Le projet de loi de finances pour 2025 prévoit un durcissement des peines de prison liées à la répression de la contrebande, une proposition vivement critiquée par Romdhane Ben Amor, porte-parole du Forum Tunisien pour les Droits Économiques et Sociaux. Cette mesure ne s’inscrit pas dans une approche globale de lutte contre ce phénomène et sert les intérêts des barons de l’importation, a estimé Ben Amor lors de sa déclaration à Tunibusiness.
Des peines pouvant aller jusqu’à 3 ans de prison
Le projet de loi de finances pour 2025 propose d’augmenter le minimum et le maximum des peines de prison pour les délits de première catégorie. Ainsi, la peine minimale passerait de 16 jours à 6 mois, tandis que la peine maximale serait portée de 1 mois à 2 ans.
Pour les délits de deuxième catégorie, le projet de loi prévoit également un relèvement des peines, avec un minimum de 2 ans au lieu de 3 mois, et un maximum de 3 ans au lieu de 1 an.
Ben Amor : Une proposition qui cible les petits trafiquants
Romdhane Ben Amor estime que le durcissement des peines pour la contrebande ne fait pas partie d’une stratégie globale de l’État tunisien visant à intégrer l’économie informelle et à lutter contre la contrebande.
“En examinant ces dispositions, on constate qu’elles ciblent principalement les petits trafiquants”, a-t-il affirmé, s’interrogeant sur les raisons de cette augmentation alors que la contrebande est déjà criminalisée par la loi.
Il a dénoncé le ciblage des petits trafiquants opérant aux frontières est et ouest du pays, la plupart d’entre eux transportant des produits de première nécessité tels que l’huile, le sucre et le café, alors que le pays connaît une pénurie de ces marchandises.
“Nous sommes pour sanctionner toute personne qui enfreint les lois de l’État tunisien et nuit à l’économie, mais il est important que cela se fasse dans le cadre d’une approche globale qui ne cible pas uniquement les parties les plus vulnérables du système de contrebande, laissant de côté d’autres secteurs où la contrebande est plus importante et les sommes d’argent en jeu également. Ce durcissement profite donc aux barons de l’importation”, a ajouté Ben Amor.
Aggravation de la corruption aux frontières
Le phénomène de la contrebande s’est intensifié dans les zones frontalières ces dernières années, sans que l’État ne propose de véritables alternatives pour l’éradiquer, et le projet de loi de finances pour 2025 ne constitue pas non plus une solution efficace pour lutter contre le marché parallèle et l’intégrer dans l’économie formelle, a déclaré Ben Amor.

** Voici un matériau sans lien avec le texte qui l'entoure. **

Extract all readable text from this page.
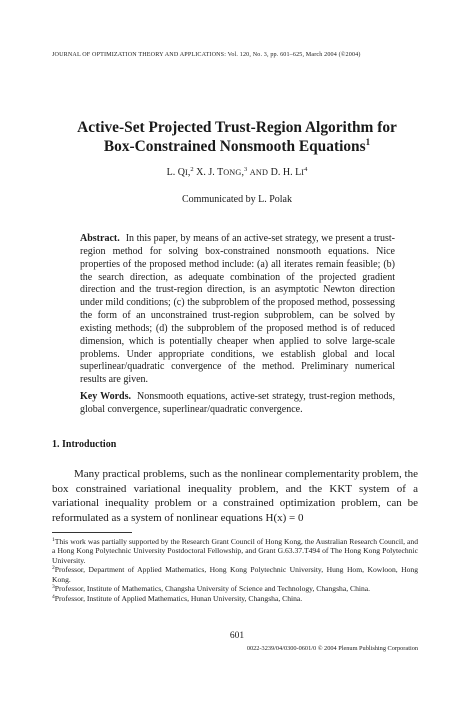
JOURNAL OF OPTIMIZATION THEORY AND APPLICATIONS: Vol. 120, No. 3, pp. 601–625, March 2004 (©2004)
Active-Set Projected Trust-Region Algorithm for
Box-Constrained Nonsmooth Equations$^1$
L. QI,$^2$ X. J. TONG,$^3$ AND D. H. $LI^4$
Communicated by L. Polak
Abstract. In this paper, by means of an active-set strategy, we present a trust-region method for solving box-constrained nonsmooth equations. Nice properties of the proposed method include: (a) all iterates remain feasible; (b) the search direction, as adequate combination of the projected gradient direction and the trust-region direction, is an asymptotic Newton direction under mild conditions; (c) the subproblem of the proposed method, possessing the form of an unconstrained trust-region subproblem, can be solved by existing methods; (d) the subproblem of the proposed method is of reduced dimension, which is potentially cheaper when applied to solve large-scale problems. Under appropriate conditions, we establish global and local superlinear/quadratic convergence of the method. Preliminary numerical results are given.
Key Words. Nonsmooth equations, active-set strategy, trust-region methods, global convergence, superlinear/quadratic convergence.
1. Introduction
Many practical problems, such as the nonlinear complementarity problem, the box constrained variational inequality problem, and the KKT system of a variational inequality problem or a constrained optimization problem, can be reformulated as a system of nonlinear equations H(x) = 0
$^1$This work was partially supported by the Research Grant Council of Hong Kong, the Australian Research Council, and a Hong Kong Polytechnic University Postdoctoral Fellowship, and Grant G.63.37.T494 of The Hong Kong Polytechnic University.
$^2$Professor, Department of Applied Mathematics, Hong Kong Polytechnic University, Hung Hom, Kowloon, Hong Kong.
$^3$Professor, Institute of Mathematics, Changsha University of Science and Technology, Changsha, China.
$^4$Professor, Institute of Applied Mathematics, Hunan University, Changsha, China.
601
0022-3239/04/0300-0601/0 © 2004 Plenum Publishing Corporation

Il a prédit que l’absence de solutions alternatives pour réduire la contrebande entraînerait des répercussions sociales dans un avenir proche, notamment une augmentation des tensions sociales dans les régions frontalières et un recours accru aux solutions individuelles, dont l’émigration clandestine.
Ben Amor a estimé que le durcissement des peines de prison pour la contrebande ouvrirait davantage la voie à la corruption dans les zones frontalières. Toute personne se rendant en Algérie ou en provenance de ce pays, même légalement, mais transportant une quantité supplémentaire de produits de base, recourrait à tous les moyens pour éviter les sanctions.
Dans ce contexte, le porte-parole du Forum Tunisien pour les Droits Économiques et Sociaux a souligné que des dizaines de citoyens tunisiens sont détenus en Algérie pour contrebande en raison de quantités supplémentaires “ne dépassant pas une bouteille d’huile ou quelques kilos de sucre”, car les sanctions y sont extrêmement sévères.